A LADY declares that by tasting a cup of tea made with milk she can discriminate whether the milk or the tea infusion was first added to the cup. We will consider the problem of designing an experiment by means of which this assertion can be tested. …
Our experiment consists in mixing eight cups of tea, four in one way and four in the other, and presenting them to the subject for judgment in a random order. The subject has been told in advance of what the test will consist, namely that she will be asked to taste eight cups, that these shall be four of each kind, and that they shall be presented to her in a random order, that is in an order not determined arbitrarily by human choice, but by the actual manipulation of the physical apparatus used in games of chance, cards, dice, roulettes, etc., … Her task is to divide the 8 cups into two sets of 4, agreeing, if possible, with the treatments received.
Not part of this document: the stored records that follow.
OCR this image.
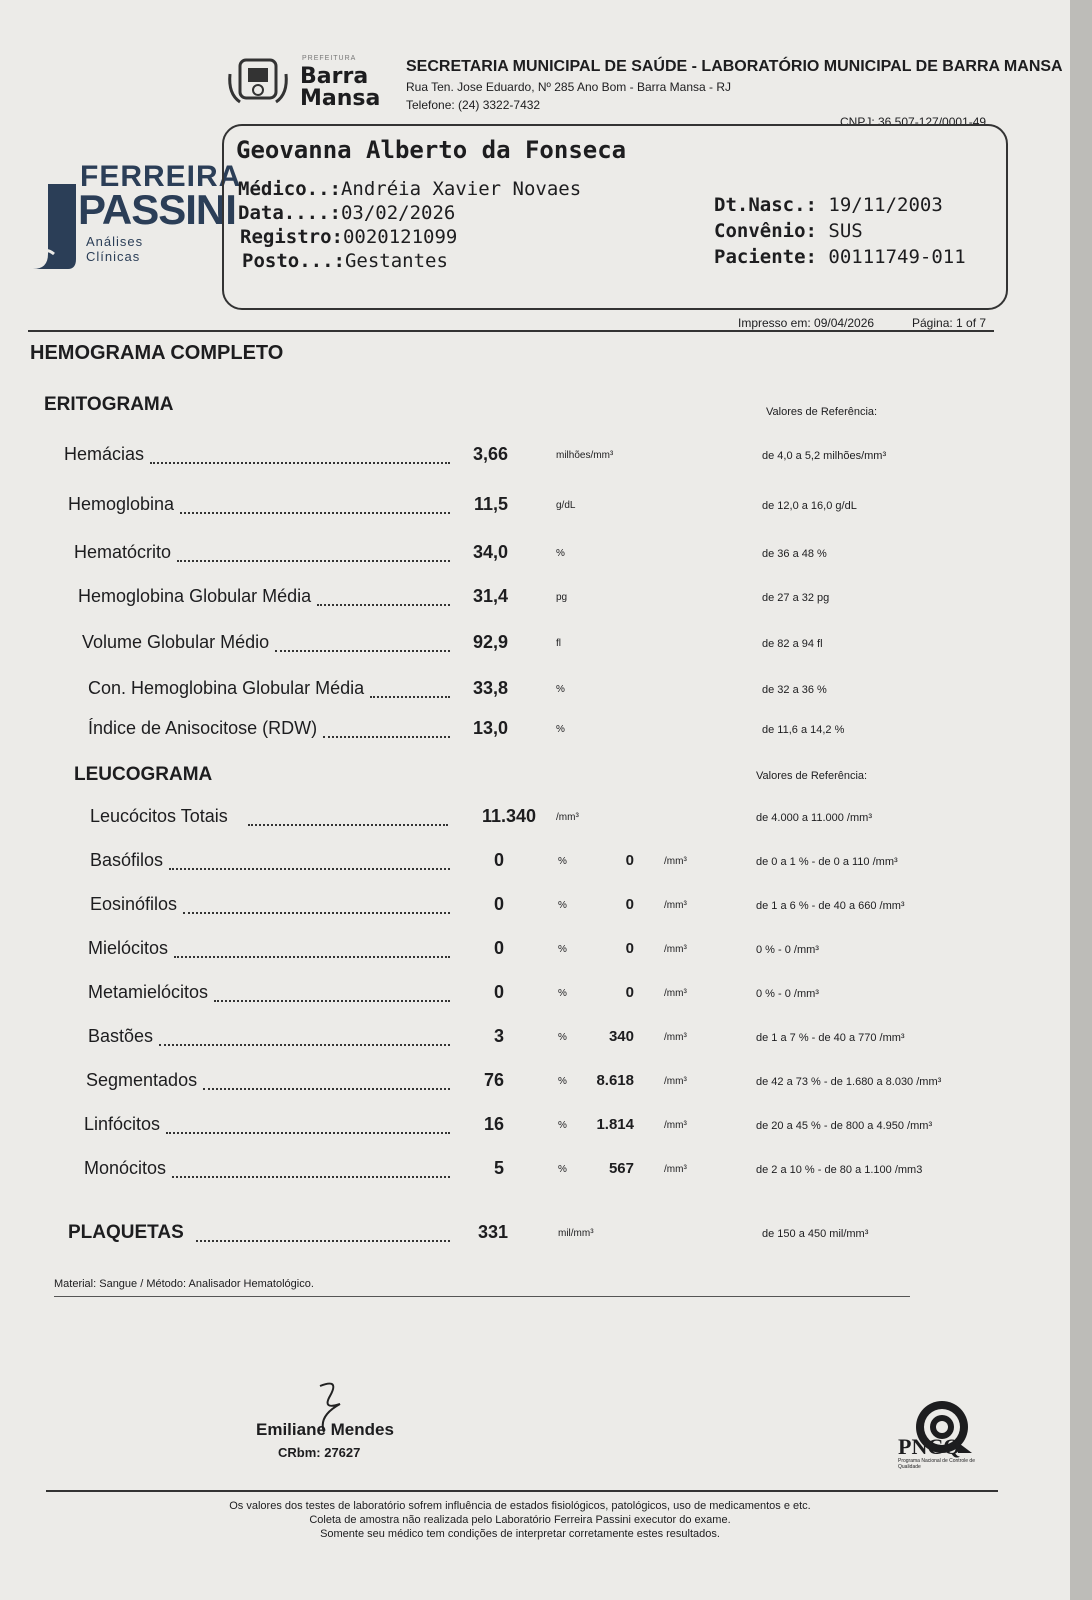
PREFEITURA
Barra
Mansa
SECRETARIA MUNICIPAL DE SAÚDE - LABORATÓRIO MUNICIPAL DE BARRA MANSA
Rua Ten. Jose Eduardo, Nº 285 Ano Bom - Barra Mansa - RJ
Telefone: (24) 3322-7432
CNPJ: 36.507-127/0001-49
FERREIRA
PASSINI
Análises Clínicas
Geovanna Alberto da Fonseca
Médico..:Andréia Xavier Novaes
Data....:03/02/2026
Registro:0020121099
Posto...:Gestantes
Dt.Nasc.: 19/11/2003
Convênio: SUS
Paciente: 00111749-011
Impresso em: 09/04/2026	Página: 1 of 7
HEMOGRAMA COMPLETO
ERITOGRAMA	Valores de Referência:
Hemácias	3,66	milhões/mm³	de 4,0 a 5,2 milhões/mm³
Hemoglobina	11,5	g/dL	de 12,0 a 16,0 g/dL
Hematócrito	34,0	%	de 36 a 48 %
Hemoglobina Globular Média	31,4	pg	de 27 a 32 pg
Volume Globular Médio	92,9	fl	de 82 a 94 fl
Con. Hemoglobina Globular Média	33,8	%	de 32 a 36 %
Índice de Anisocitose (RDW)	13,0	%	de 11,6 a 14,2 %
LEUCOGRAMA	Valores de Referência:
Leucócitos Totais	11.340 /mm³	de 4.000 a 11.000 /mm³
Basófilos	0	%	0	/mm³	de 0 a 1 % - de 0 a 110 /mm³
Eosinófilos	0	%	0	/mm³	de 1 a 6 % - de 40 a 660 /mm³
Mielócitos	0	%	0	/mm³	0 % - 0 /mm³
Metamielócitos	0	%	0	/mm³	0 % - 0 /mm³
Bastões	3	%	340	/mm³	de 1 a 7 % - de 40 a 770 /mm³
Segmentados	76	%	8.618	/mm³	de 42 a 73 % - de 1.680 a 8.030 /mm³
Linfócitos	16	%	1.814	/mm³	de 20 a 45 % - de 800 a 4.950 /mm³
Monócitos	5	%	567	/mm³	de 2 a 10 % - de 80 a 1.100 /mm3
PLAQUETAS	331	mil/mm³	de 150 a 450 mil/mm³
Material: Sangue / Método: Analisador Hematológico.
Emiliane Mendes
CRbm: 27627	PNCQ
Programa Nacional de Controle de Qualidade
Os valores dos testes de laboratório sofrem influência de estados fisiológicos, patológicos, uso de medicamentos e etc.
Coleta de amostra não realizada pelo Laboratório Ferreira Passini executor do exame.
Somente seu médico tem condições de interpretar corretamente estes resultados.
There are \({{8}\choose{4}} = 70\) ways to distribute the four “milk-first” cups among the 8. Under the null hypothesis that the lady cannot taste any difference, her labeling of the 8 cups—4 milk-first and 4 tea-infusion-first—can be thought of as fixed in advance. The probability that her labeling exactly matches the truth is thus 1/70. A test that rejects the null hypothesis only when she matches all 8 cups has significance level \(1/70 = 1.4\)%. If she misses one cup, she must in fact miss at least two, because she will have mislabeled a milk-first as tea-first, and vice versa. The possible numbers of “hits” are 0, 2, 4, 6, and 8. To get 6 hits, she must label as milk-first three of the four true milk-first cups, and must mislabel as milk-first one of the four tea-first cups. The number of arrangements that give exactly 6 hits is thus

()\[\begin{equation} {{4}\choose{3}} {{4}\choose{1}} = 16 \end{equation}\]
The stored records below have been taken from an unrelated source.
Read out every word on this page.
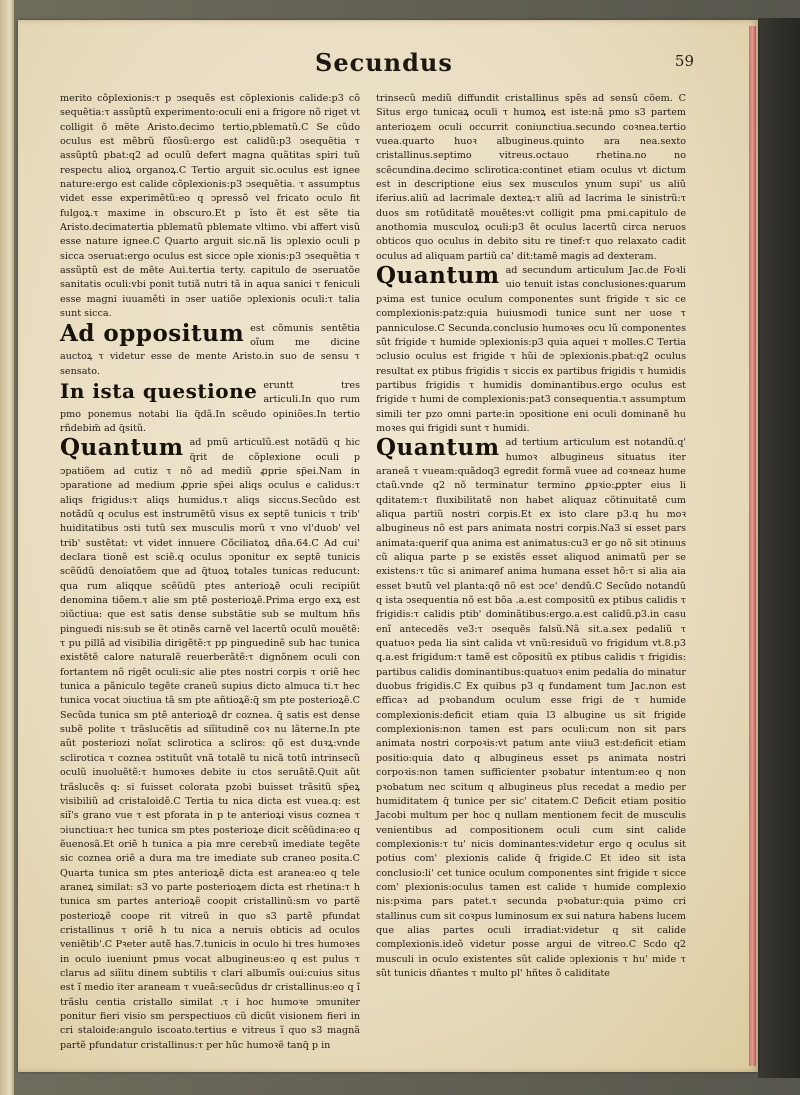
Secundus	59

merito cõplexionis:τ p ↄsequẽs est cõplexionis calide:p3 cõ sequẽtia:τ assũptũ experimento:oculi eni a frigore nõ riget vt colligit õ mẽte Aristo.decimo tertio,pblematũ.C Se cũdo oculus est mẽbrũ fũosũ:ergo est calidũ:p3 ↄsequẽtia τ assũptũ pbat:q2 ad oculũ defert magna quãtitas spiri tuũ respectu alioꝝ organoꝝ.C Tertio arguit sic.oculus est ignee nature:ergo est calide cõplexionis:p3 ↄsequẽtia. τ assumptus videt esse experimẽtũ:eo q ↄpressõ vel fricato oculo fit fulgoꝝ.τ maxime in obscuro.Et p ĩsto ẽt est sẽte tia Aristo.decimatertia pblematũ pblemate vltimo. vbi affert visũ esse nature ignee.C Quarto arguit sic.nã lis ↄplexio oculi p sicca ↄseruat:ergo oculus est sicce ↄple xionis:p3 ↄsequẽtia τ assũptũ est de mẽte Aui.tertia terty. capitulo de ↄseruatõe sanitatis oculi:vbi ponit tutiã nutri tã in aqua sanici τ feniculi esse magni iuuamẽti in ↄser uatiõe ↄplexionis oculi:τ talia sunt sicca.

Ad oppositum est cõmunis sentẽtia oĩum me dicine auctoꝝ τ videtur esse de mente Aristo.in suo de sensu τ sensato.

In ista questione eruntt tres articuli.In quo rum pmo ponemus notabi lia q̃dã.In scẽudo opiniões.In tertio rñdebim̃ ad q̃sitũ.

Quantum ad pmũ articulũ.est notãdũ q hic q̃rit de cõplexione oculi p ↄpatiõem ad cutiz τ nõ ad mediũ ꝓprie sp̃ei.Nam in ↄparatione ad medium ꝓprie sp̃ei aliqs oculus e calidus:τ aliqs frigidus:τ aliqs humidus.τ aliqs siccus.Secũdo est notãdũ q oculus est instrumẽtũ visus ex septẽ tunicis τ trib' huiditatibus ↄsti tutũ sex musculis morũ τ vno vl'duob' vel trib' sustẽtat: vt videt innuere Cõciliatoꝝ dña.64.C Ad cui' declara tionẽ est sciẽ.q oculus ↄponitur ex septẽ tunicis scẽũdũ denoiatõem que ad q̃tuoꝝ totales tunicas reducunt: qua rum aliqque scẽũdũ ptes anterioꝝẽ oculi recipiũt denomina tiõem.τ alie sm ptẽ posterioꝝẽ.Prima ergo exꝝ est ↄiũctiua: que est satis dense substãtie sub se multum hñs pinguedi nis:sub se ẽt ↄtinẽs carnẽ vel lacertũ oculũ mouẽtẽ: τ pu pillã ad visibilia dirigẽtẽ:τ pp pinguedinẽ sub hac tunica existẽtẽ calore naturalẽ reuerberãtẽ:τ dignõnem oculi con fortantem nõ rigẽt oculi:sic alie ptes nostri corpis τ oriẽ hec tunica a pãniculo tegẽte craneũ supius dicto almuca ti.τ hec tunica vocat ↄiuctiua tã sm pte añtioꝝẽ:q̃ sm pte posterioꝝẽ.C Secũda tunica sm ptẽ anterioꝝẽ dr coznea. q̃ satis est dense subẽ polite τ trãslucẽtis ad siĩitudinẽ coꝛ nu lãterne.In pte aũt posteriozi noĩat sclirotica a scliros: qõ est duꝛꝝ:vnde sclirotica τ coznea ↄstituũt vnã totalẽ tu nicã totũ intrinsecũ oculũ inuoluẽtẽ:τ humoꝛes debite iu ctos seruãtẽ.Quit aũt trãslucẽs q: si fuisset colorata pzobi buisset trãsitũ sp̃eꝝ visibiliũ ad cristaloidẽ.C Tertia tu nica dicta est vuea.q: est siĩ's grano vue τ est pforata in p te anterioꝝi visus coznea τ ↄiunctiua:τ hec tunica sm ptes posterioꝝe dicit scẽũdina:eo q ẽuenosã.Et oriẽ h tunica a pia mre cerebꝛũ imediate tegẽte sic coznea oriẽ a dura ma tre imediate sub craneo posita.C Quarta tunica sm ptes anterioꝝẽ dicta est aranea:eo q tele araneꝝ similat: s3 vo parte posterioꝝem dicta est rhetina:τ h tunica sm partes anterioꝝẽ coopit cristallinũ:sm vo partẽ posterioꝝẽ coope rit vitreũ in quo s3 partẽ pfundat cristallinus τ oriẽ h tu nica a neruis obticis ad oculos veniẽtib'.C Pꝛeter autẽ has.7.tunicis in oculo hi tres humoꝛes in oculo iueniunt pmus vocat albugineus:eo q est pulus τ clarus ad siĩitu dinem subtilis τ clari albumĩs oui:cuius situs est ĩ medio iter araneam τ vueã:secũdus dr cristallinus:eo q ĩ trãslu centia cristallo similat .τ i hoc humoꝛe ↄmuniter ponitur fieri visio sm perspectiuos cũ dicũt visionem fieri in cri staloide:angulo iscoato.tertius e vitreus ĩ quo s3 magnã partẽ pfundatur cristallinus:τ per hũc humoꝛẽ tanq̃ p in

trinsecũ mediũ diffundit cristallinus spẽs ad sensũ cõem. C Situs ergo tunicaꝝ oculi τ humoꝝ est iste:nã pmo s3 partem anterioꝝem oculi occurrit coniunctiua.secundo coꝛnea.tertio vuea.quarto huoꝛ albugineus.quinto ara nea.sexto cristallinus.septimo vitreus.octauo rhetina.no no scẽcundina.decimo sclirotica:continet etiam oculus vt dictum est in descriptione eius sex musculos ynum supi' us aliũ iferius.aliũ ad lacrimale dexteꝝ:τ aliũ ad lacrima le sinistrũ:τ duos sm rotũditatẽ mouẽtes:vt colligit pma pmi.capitulo de anothomia musculoꝝ oculi:p3 ẽt oculus lacertũ circa neruos obticos quo oculus in debito situ re tinef:τ quo relaxato cadit oculus ad aliquam partiũ ca' dit:tamẽ magis ad dexteram.

Quantum ad secundum articulum Jac.de Foꝛli uio tenuit istas conclusiones:quarum pꝛima est tunice oculum componentes sunt frigide τ sic ce complexionis:patz:quia huiusmodi tunice sunt ner uose τ panniculose.C Secunda.conclusio humoꝛes ocu lũ componentes sũt frigide τ humide ↄplexionis:p3 quia aquei τ molles.C Tertia ↄclusio oculus est frigide τ hũi de ↄplexionis.pbat:q2 oculus resultat ex ptibus frigidis τ siccis ex partibus frigidis τ humidis partibus frigidis τ humidis dominantibus.ergo oculus est frigide τ humi de complexionis:pat3 consequentia.τ assumptum simili ter pzo omni parte:in ↄpositione eni oculi dominanẽ hu moꝛes qui frigidi sunt τ humidi.

Quantum ad tertium articulum est notandũ.q' humoꝛ albugineus situatus iter araneã τ vueam:quãdoq3 egredit formã vuee ad coꝛneaz hume ctaũ.vnde q2 nõ terminatur termino ꝓpꝛio:ꝓpter eius li qditatem:τ fluxibilitatẽ non habet aliquaz cõtinuitatẽ cum aliqua partiũ nostri corpis.Et ex isto clare p3.q hu moꝛ albugineus nõ est pars animata nostri corpis.Na3 si esset pars animata:querif qua anima est animatus:cu3 er go nõ sit ↄtinuus cũ aliqua parte p se existẽs esset aliquod animatũ per se existens:τ tũc si animaref anima humana esset hõ:τ si alia aia esset bꝛutũ vel planta:qõ nõ est ↄce' dendũ.C Secũdo notandũ q ista ↄsequentia nõ est bõa .a.est compositũ ex ptibus calidis τ frigidis:τ calidis ptib' dominãtibus:ergo.a.est calidũ.p3.in casu enĩ antecedẽs ve3:τ ↄsequẽs falsũ.Nã sit.a.sex pedaliũ τ quatuoꝛ peda lia sint calida vt vnũ:residuũ vo frigidum vt.8.p3 q.a.est frigidum:τ tamẽ est cõpositũ ex ptibus calidis τ frigidis: partibus calidis dominantibus:quatuoꝛ enim pedalia do minatur duobus frigidis.C Ex quibus p3 q fundament tum Jac.non est efficaꝛ ad pꝛobandum oculum esse frigi de τ humide complexionis:deficit etiam quia l3 albugine us sit frigide complexionis:non tamen est pars oculi:cum non sit pars animata nostri corpoꝛis:vt patum ante viiu3 est:deficit etiam positio:quia dato q albugineus esset ps animata nostri corpoꝛis:non tamen sufficienter pꝛobatur intentum:eo q non pꝛobatum nec scitum q albugineus plus recedat a medio per humiditatem q̃ tunice per sic' citatem.C Deficit etiam positio Jacobi multum per hoc q nullam mentionem fecit de musculis venientibus ad compositionem oculi cum sint calide complexionis:τ tu' nicis dominantes:videtur ergo q oculus sit potius com' plexionis calide q̃ frigide.C Et ideo sit ista conclusio:li' cet tunice oculum componentes sint frigide τ sicce com' plexionis:oculus tamen est calide τ humide complexio nis:pꝛima pars patet.τ secunda pꝛobatur:quia pꝛimo cri stallinus cum sit coꝛpus luminosum ex sui natura habens lucem que alias partes oculi irradiat:videtur q sit calide complexionis.ideõ videtur posse argui de vitreo.C Scdo q2 musculi in oculo existentes sũt calide ↄplexionis τ hu' mide τ sũt tunicis dñantes τ multo pl' hñtes õ caliditate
Thus if we reject the null hypothesis when she correctly identifies 6 of the 8 cups or all 8 of the 8 cups, the significance level of the test is \((16+1)/70 = 24.3\)%. Such good performance is pretty likely to occur by chance—about as likely as getting two heads in two tosses of a fair coin—even if the lady and the tea are in different parlors.

There are other experiments we might construct to test this hypothesis. Lindley (1984, A Bayesian Lady Tasting Tea, in Statistics, an Appraisal H.A. David and H.T. David, eds., Iowa State Univ. Press) lists two, which he attributes to Jerzy Neyman:

1. Present the lady with \(N\) pairs of cups of tea with milk, where one cup in each pair (determined randomly) has milk added first and one has tea added first. Tell the lady that each pair has one of each kind of cup; ask her to identify which member of each pair had the milk added first. Count the number of pairs she categorizes correctly. (This approach is sometimes called two-alternative forced choice in the study of perception in the psychometric literature: each trial has two alternative responses, the subject is forced to pick one.)
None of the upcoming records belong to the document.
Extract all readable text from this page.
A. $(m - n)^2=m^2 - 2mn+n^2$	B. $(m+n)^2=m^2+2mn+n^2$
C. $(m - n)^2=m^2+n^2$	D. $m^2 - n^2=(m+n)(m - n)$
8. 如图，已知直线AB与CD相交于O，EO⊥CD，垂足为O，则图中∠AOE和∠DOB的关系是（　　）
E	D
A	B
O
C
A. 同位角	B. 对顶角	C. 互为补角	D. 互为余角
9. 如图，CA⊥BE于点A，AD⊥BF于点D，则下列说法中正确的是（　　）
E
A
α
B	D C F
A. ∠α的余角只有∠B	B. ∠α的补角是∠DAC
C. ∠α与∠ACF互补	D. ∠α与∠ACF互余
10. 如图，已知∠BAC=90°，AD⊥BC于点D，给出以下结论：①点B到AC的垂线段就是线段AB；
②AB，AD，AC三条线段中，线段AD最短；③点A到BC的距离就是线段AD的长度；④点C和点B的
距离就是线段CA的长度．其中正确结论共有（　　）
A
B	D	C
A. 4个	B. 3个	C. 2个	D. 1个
2. Present the lady with \(N\) cups of tea with milk, each of which has probability 1/2 of having the milk added first and probability 1/2 of having the tea added first. Do not tell the lady how many of each sort of cup there are. Ask her to identify for each cup whether milk or tea was added first. Count the number of cups she categorizes correctly.

These experiments lead to different tests. A permutation test for the first of them is straightforward; to base a permutation test on the second requires conditioning on the number of cups she categorizes each way and on the number of cups that had the milk added first.